中断期間中、主に守備の整備に取り組んでいた柏だが、人選変更が功を奏した印象も強い。それまでサイドハーフやインサイドハーフで起用されることの多かった山田 康太がトップ下に近い位置で起用されることで、相手のCBやアンカーに対して効果的なプレッシャーを掛ける場面が増加。最終ラインでは今夏に浦和から期限付き移籍加入した犬飼 智也が早くも存在感を発揮しており、失点数減少に貢献している。犬飼加入後のリーグ戦4試合での失点数は『2』で、井原 正巳監督も「チームとして守備の安定感を引き出してくれていると思う。声を出してくれる、チームをまとめるリーダーシップがチームには必要だったし、そういう部分を還元してくれていると思う」と犬飼について評価。犬飼は「声で守るところは自分の得意としているところ。後ろがしゃべれば自分もやりやすいし、入ったときから遠慮なくやっている」と自身が意識していることについて話した。
ただ、犬飼は浦和の選手として天皇杯に出場したため、柏の選手としては今大会に出場することができない。札幌戦で先発した田中 隼人や、リーグ戦でベンチ入りを続けている立田 悠悟が代役として出場する可能性が濃厚だ。犬飼を欠いてもチームとして大崩れすることなく、6大会ぶりの準決勝進出を果たすことができるか。代役選手の奮起に期待がかかる。
対する名古屋は、リーグ前半戦の17試合でわずか2敗と、順調に勝点を積み重ねてきた。後半戦はここまで3勝1分4敗と負け越しているが、首位・横浜FMとの勝点差は『5』で、優勝に向けて巻き返しも十分可能な状況。天皇杯では2回戦でJFLのヴィアティン三重、3回戦でJ2仙台、ラウンド16でJ1浦和を撃破し、準々決勝にコマを進めた。

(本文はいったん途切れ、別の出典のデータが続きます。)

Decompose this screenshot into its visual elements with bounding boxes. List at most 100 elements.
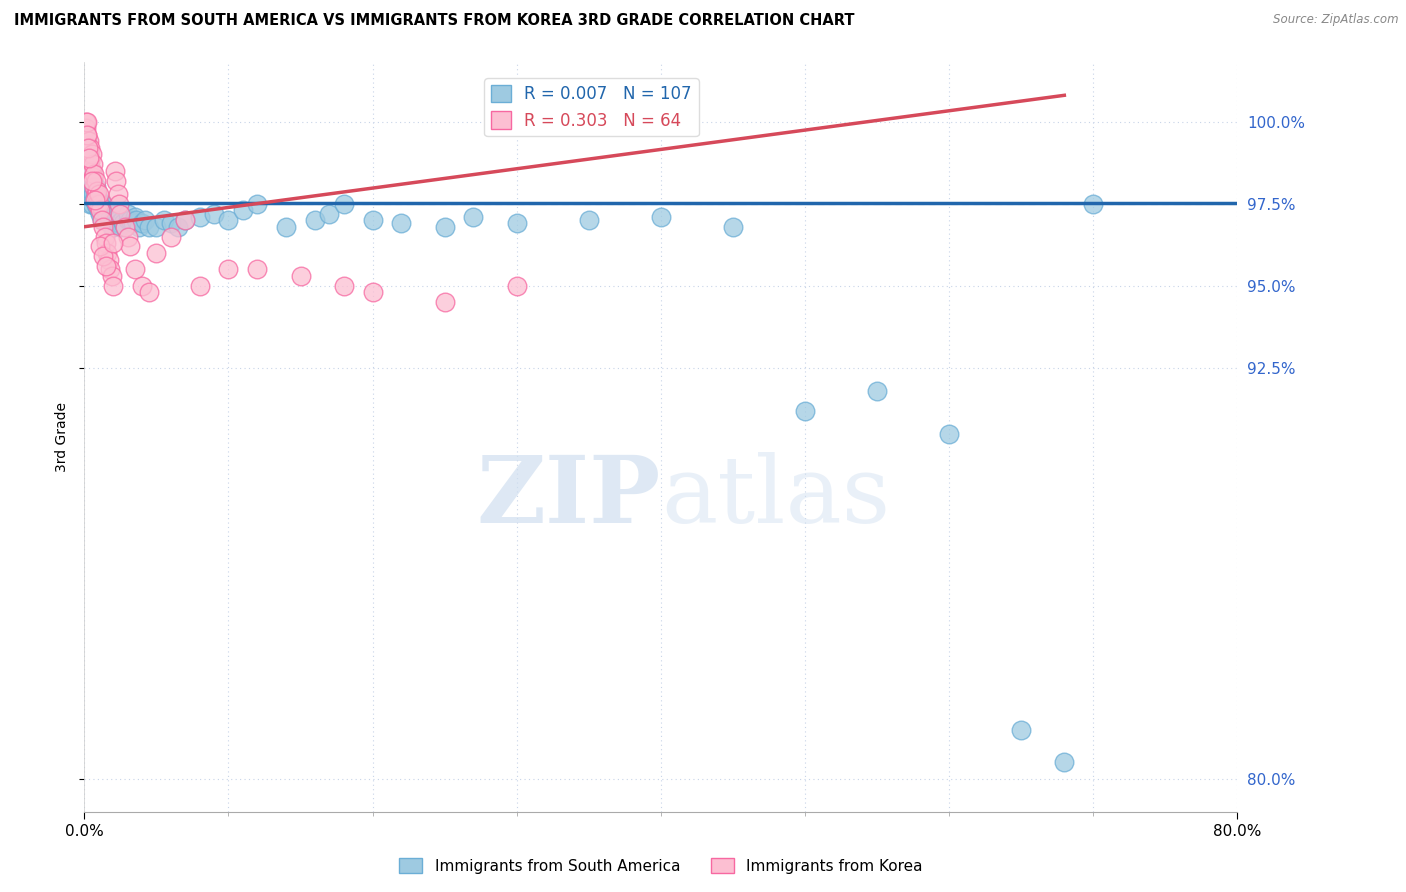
Point — [100, 219, 122, 234]
Point — [103, 213, 125, 227]
Point — [103, 236, 125, 251]
Point — [391, 217, 413, 231]
Point — [1053, 756, 1076, 770]
Point — [361, 213, 384, 227]
Point — [76, 128, 98, 142]
Point — [110, 219, 132, 234]
Point — [105, 174, 128, 188]
Point — [304, 213, 326, 227]
Point — [1083, 196, 1105, 211]
Point — [77, 147, 100, 161]
Point — [124, 210, 146, 224]
Point — [131, 279, 153, 293]
Point — [361, 285, 384, 300]
Point — [80, 164, 103, 178]
Point — [84, 180, 107, 194]
Point — [112, 217, 135, 231]
Point — [77, 141, 100, 155]
Point — [82, 157, 104, 171]
Point — [174, 213, 197, 227]
Point — [77, 147, 100, 161]
Point — [246, 262, 269, 277]
Point — [79, 196, 101, 211]
Point — [117, 213, 139, 227]
Point — [94, 213, 117, 227]
Point — [91, 219, 114, 234]
Point — [86, 200, 108, 214]
Point — [87, 186, 110, 201]
Point — [89, 206, 111, 220]
Point — [89, 196, 111, 211]
Point — [82, 174, 104, 188]
Point — [84, 174, 107, 188]
Point — [91, 249, 114, 263]
Point — [77, 174, 100, 188]
Point — [90, 213, 112, 227]
Point — [83, 194, 105, 208]
Point — [232, 203, 254, 218]
Text: Source: ZipAtlas.com: Source: ZipAtlas.com — [1274, 13, 1399, 27]
Point — [333, 196, 356, 211]
Point — [160, 217, 183, 231]
Point — [91, 196, 114, 211]
Point — [138, 219, 160, 234]
Point — [104, 164, 127, 178]
Point — [94, 236, 117, 251]
Point — [108, 217, 131, 231]
Point — [1010, 723, 1032, 737]
Point — [80, 164, 103, 178]
Point — [84, 194, 107, 208]
Point — [76, 128, 98, 142]
Point — [111, 213, 134, 227]
Point — [75, 131, 97, 145]
Point — [290, 268, 312, 283]
Point — [145, 246, 167, 260]
Point — [120, 239, 142, 253]
Point — [506, 217, 529, 231]
Point — [89, 239, 111, 253]
Point — [276, 219, 298, 234]
Point — [79, 151, 101, 165]
Point — [124, 262, 146, 277]
Y-axis label: 3rd Grade: 3rd Grade — [55, 402, 69, 472]
Point — [87, 194, 110, 208]
Point — [433, 295, 456, 310]
Point — [98, 217, 121, 231]
Point — [87, 203, 110, 218]
Point — [218, 213, 240, 227]
Point — [105, 206, 128, 220]
Point — [79, 180, 101, 194]
Point — [117, 206, 139, 220]
Point — [76, 131, 98, 145]
Point — [152, 213, 174, 227]
Point — [76, 114, 98, 128]
Point — [578, 104, 600, 119]
Point — [76, 180, 98, 194]
Point — [188, 210, 211, 224]
Point — [75, 147, 97, 161]
Point — [77, 134, 100, 148]
Point — [218, 262, 240, 277]
Point — [463, 210, 485, 224]
Point — [114, 219, 136, 234]
Point — [75, 154, 97, 169]
Point — [76, 137, 98, 152]
Point — [107, 213, 129, 227]
Point — [94, 203, 117, 218]
Point — [82, 174, 104, 188]
Point — [86, 186, 108, 201]
Point — [794, 404, 817, 418]
Point — [93, 229, 115, 244]
Point — [128, 219, 150, 234]
Point — [650, 210, 672, 224]
Point — [82, 186, 104, 201]
Point — [125, 213, 148, 227]
Point — [138, 285, 160, 300]
Point — [100, 268, 122, 283]
Point — [103, 219, 125, 234]
Point — [87, 196, 110, 211]
Point — [578, 213, 600, 227]
Point — [80, 196, 103, 211]
Point — [938, 426, 960, 441]
Point — [75, 114, 97, 128]
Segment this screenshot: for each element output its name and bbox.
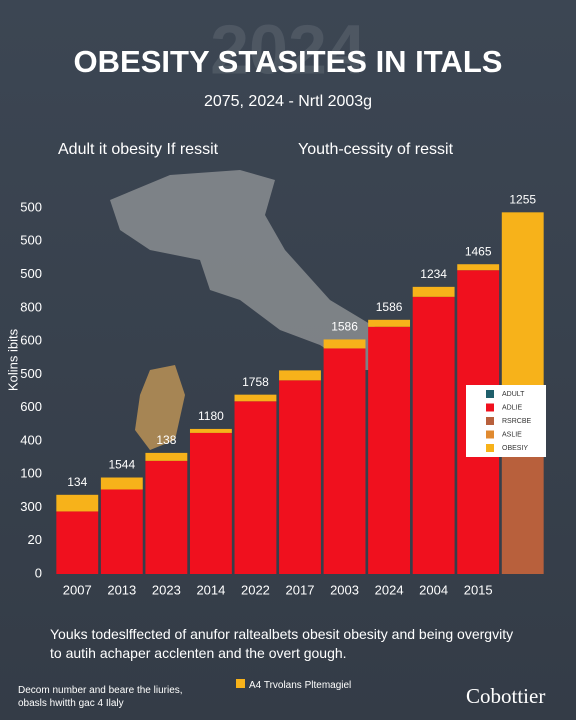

柏と同様、名古屋も今夏を経て人選変更が起こった。特に影響が大きかったのは、マテウス カストロのアル・タアーウン(サウジアラビア)への完全移籍だろう。“悪魔の左足”とも呼ばれる強烈なキックを武器にチームをけん引し、今季は公式戦6得点を記録。浦和戦でも直接FKからゴールを奪っている。リーグ戦では広島から加入した森島 司がその穴を埋めて先発出場を続けているが、広島で天皇杯に出場していたため、名古屋の選手としては今大会に出場できない。ユトレヒト(オランダ)への期限付き移籍から復帰した前田 直輝らの活躍に期待したい。
両者は今季、J1第4節で対戦しており、そのときは3-0で名古屋が勝利した。この試合では、どちらのチームに勝利の女神がほほ笑むのか。準決勝進出を懸けた一戦は8月30日(水)19時、三協フロンテア柏スタジアムでキックオフだ。